According to the Great Lakes Bioenergy Research Center, recent research has allowed poplar trees to be converted into biomass, which can be used as a practical and inexpensive biofuel for energy production.

The research center, which is funded by the U.S. Department of Energy, is led by UW and works in conjunction with Michigan State University on research in the field of bioenergy. The poplar project, led by UW professor John Ralph and MSU professor Curtis Wilkerson, could be a game changer for the biofuel industry, according to a statement from the center.

The report touted the project as a new low-cost and energy efficient way to convert biomass into fuel. In the article, Wilkerson describes his and UW colleagues’ research paper as, “a rare, top-down approach to engineering plants – in this case poplars – for digestibility.”

“By designing poplars for deconstruction, we can improve the degradability of a very useful biomass product,” Wilkerson said in the statement. “Poplars are dense, easy to store and they flourish on marginal lands not suitable for food crops, making them a non-competing and sustainable source of biofuel.”

The specially designed poplars, initially studied to improve paper industry processes and dairy cow forage digestibility will be easier to convert into biomass.

These trees are converted to biomass by removing lignin, a polymer that gives plant cell walls their sturdiness, the statement said.
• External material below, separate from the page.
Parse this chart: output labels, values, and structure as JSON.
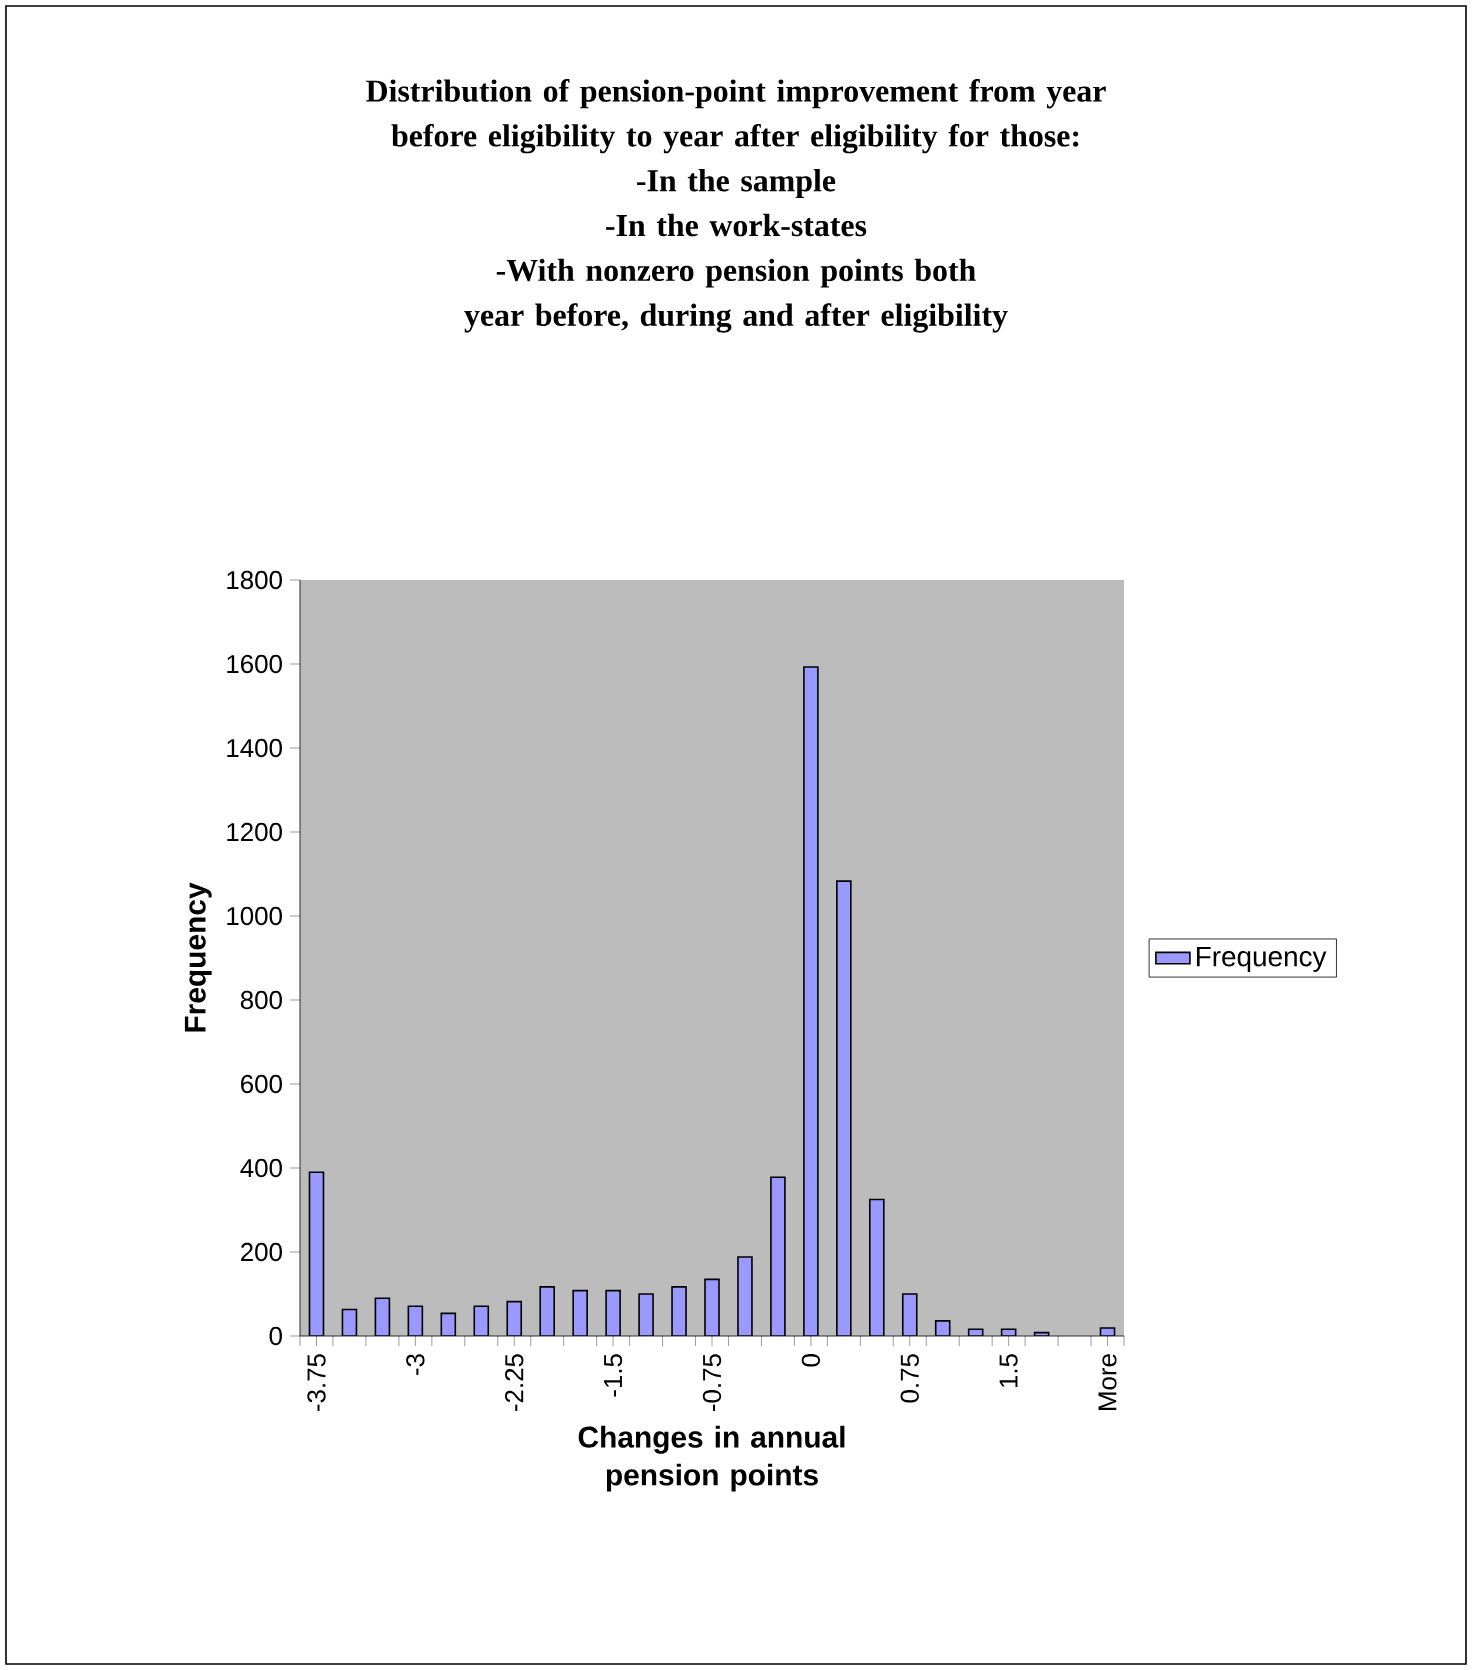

The current means of removing this substance are costly and inefficient.

UW professor and principal investigator at GLBRC Timothy Donohue said one of the main goals at the center is to generate biomass that can be used for biofuels from non-edible sources.

Ethanol, currently the most widely used biofuel on the market, is made from corn starch.
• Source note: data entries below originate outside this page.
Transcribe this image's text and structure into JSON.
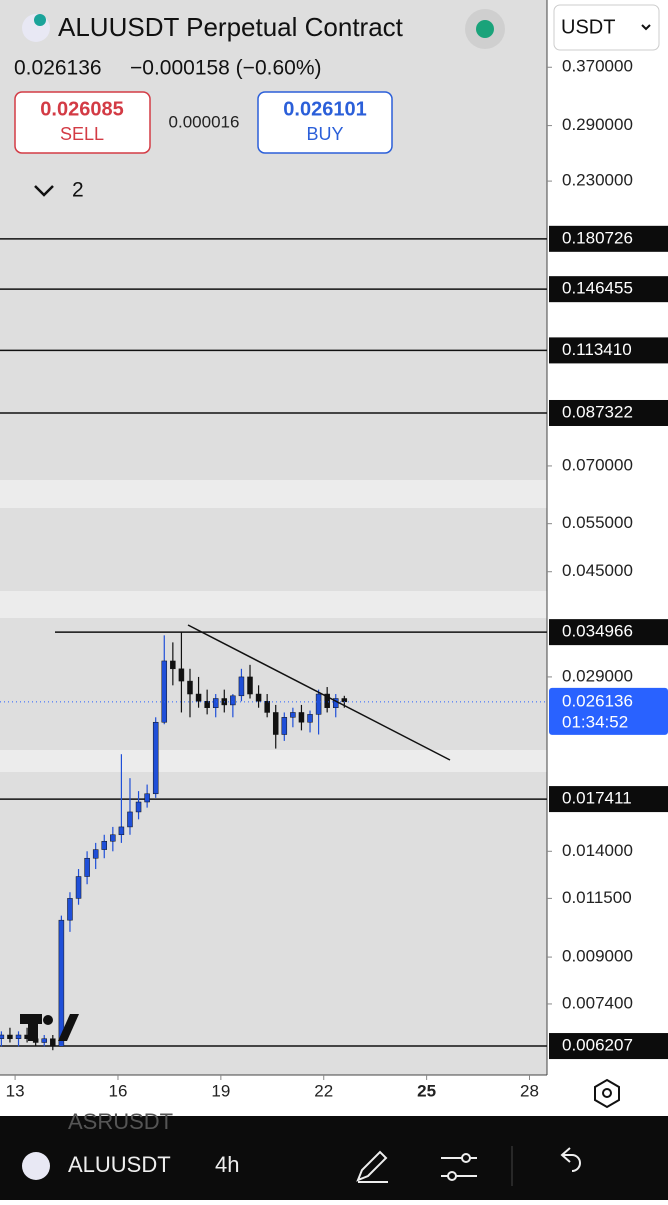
{
  "header": {
    "symbol_title": "ALUUSDT Perpetual Contract",
    "last_price": "0.026136",
    "change": "−0.000158 (−0.60%)",
    "sell_price": "0.026085",
    "sell_label": "SELL",
    "spread": "0.000016",
    "buy_price": "0.026101",
    "buy_label": "BUY",
    "indicator_count": "2",
    "currency": "USDT"
  },
  "chart_data": {
    "type": "candlestick",
    "log_scale": true,
    "x": [
      12.6,
      12.85,
      13.1,
      13.35,
      13.6,
      13.85,
      14.1,
      14.35,
      14.6,
      14.85,
      15.1,
      15.35,
      15.6,
      15.85,
      16.1,
      16.35,
      16.6,
      16.85,
      17.1,
      17.35,
      17.6,
      17.85,
      18.1,
      18.35,
      18.6,
      18.85,
      19.1,
      19.35,
      19.6,
      19.85,
      20.1,
      20.35,
      20.6,
      20.85,
      21.1,
      21.35,
      21.6,
      21.85,
      22.1,
      22.35,
      22.6
    ],
    "open": [
      0.0064,
      0.0065,
      0.0064,
      0.0065,
      0.0064,
      0.0063,
      0.0064,
      0.0062,
      0.0105,
      0.0115,
      0.0126,
      0.0136,
      0.0141,
      0.0146,
      0.015,
      0.0155,
      0.0165,
      0.0172,
      0.0178,
      0.024,
      0.031,
      0.03,
      0.0285,
      0.027,
      0.0262,
      0.0255,
      0.0265,
      0.0258,
      0.0268,
      0.029,
      0.027,
      0.0262,
      0.025,
      0.0228,
      0.0245,
      0.025,
      0.024,
      0.0248,
      0.027,
      0.0255,
      0.0265
    ],
    "high": [
      0.0066,
      0.0067,
      0.0066,
      0.0067,
      0.0066,
      0.0065,
      0.0065,
      0.0107,
      0.0118,
      0.013,
      0.014,
      0.0145,
      0.015,
      0.0155,
      0.021,
      0.019,
      0.018,
      0.0185,
      0.0245,
      0.0345,
      0.0335,
      0.035,
      0.03,
      0.029,
      0.0275,
      0.027,
      0.0275,
      0.027,
      0.03,
      0.0305,
      0.028,
      0.027,
      0.0258,
      0.025,
      0.0255,
      0.0258,
      0.0252,
      0.0275,
      0.0278,
      0.027,
      0.0268
    ],
    "low": [
      0.0062,
      0.0063,
      0.0062,
      0.0063,
      0.0062,
      0.0062,
      0.0061,
      0.0062,
      0.01,
      0.0112,
      0.0122,
      0.013,
      0.0136,
      0.014,
      0.0145,
      0.015,
      0.016,
      0.0168,
      0.0175,
      0.0238,
      0.028,
      0.025,
      0.0245,
      0.0255,
      0.0248,
      0.0245,
      0.025,
      0.0245,
      0.0262,
      0.0265,
      0.0255,
      0.0245,
      0.0215,
      0.0222,
      0.0235,
      0.0232,
      0.023,
      0.0228,
      0.025,
      0.0245,
      0.0255
    ],
    "close": [
      0.0065,
      0.0064,
      0.0065,
      0.0064,
      0.0063,
      0.0064,
      0.0062,
      0.0105,
      0.0115,
      0.0126,
      0.0136,
      0.0141,
      0.0146,
      0.015,
      0.0155,
      0.0165,
      0.0172,
      0.0178,
      0.024,
      0.031,
      0.03,
      0.0285,
      0.027,
      0.0262,
      0.0255,
      0.0265,
      0.0258,
      0.0268,
      0.029,
      0.027,
      0.0262,
      0.025,
      0.0228,
      0.0245,
      0.025,
      0.024,
      0.0248,
      0.027,
      0.0255,
      0.0265,
      0.026136
    ],
    "up_color": "#1f4fd8",
    "down_color": "#111111",
    "ylim": [
      0.0055,
      0.49
    ],
    "xlim": [
      12.56,
      28.51
    ],
    "yticks": [
      {
        "value": 0.37,
        "label": "0.370000"
      },
      {
        "value": 0.29,
        "label": "0.290000"
      },
      {
        "value": 0.23,
        "label": "0.230000"
      },
      {
        "value": 0.07,
        "label": "0.070000"
      },
      {
        "value": 0.055,
        "label": "0.055000"
      },
      {
        "value": 0.045,
        "label": "0.045000"
      },
      {
        "value": 0.029,
        "label": "0.029000"
      },
      {
        "value": 0.014,
        "label": "0.014000"
      },
      {
        "value": 0.0115,
        "label": "0.011500"
      },
      {
        "value": 0.009,
        "label": "0.009000"
      },
      {
        "value": 0.0074,
        "label": "0.007400"
      }
    ],
    "xticks": [
      13,
      16,
      19,
      22,
      25,
      28
    ],
    "levels": [
      0.180726,
      0.146455,
      {
        "value": 0.11341,
        "label": "0.113410"
      },
      0.087322,
      0.034966,
      0.017411,
      0.006207
    ],
    "last_price_value": 0.026136,
    "countdown": "01:34:52"
  },
  "footer": {
    "symbol": "ALUUSDT",
    "interval": "4h",
    "previous_symbol": "ASRUSDT"
  }
}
“Our goal is to further research on advanced biofuels, which would be more efficient than current corn starch used in ethanol,” Donohue said.

He said Ralph’s work with poplar trees is going to take several years before it can go commercial, but when it does it could be the key to creating cost-effective biofuels.

The advanced biofuel industry’s future is bright, Donohue said.

“I believe we will see a massive expansion of biofuel production in the next few years. There are already biofuel plants open in Europe, and there is already steel in the ground for several plants being built in the U.S. Several cities in South America are currently experimenting with bus systems that run on advanced biofuels,” he said.

Sunpower Biodeisel is a Wisconsin company invested in biofuels and committed to providing consumers with eco-friendly alternatives to traditional fossil fuels, spokesperson Dave Lynch said.

However, the company has not invested in research in advanced biofuels as it is too expensive, Lynch said. The research done at GLBRC will allow for the company to move forward to new technologies, he said.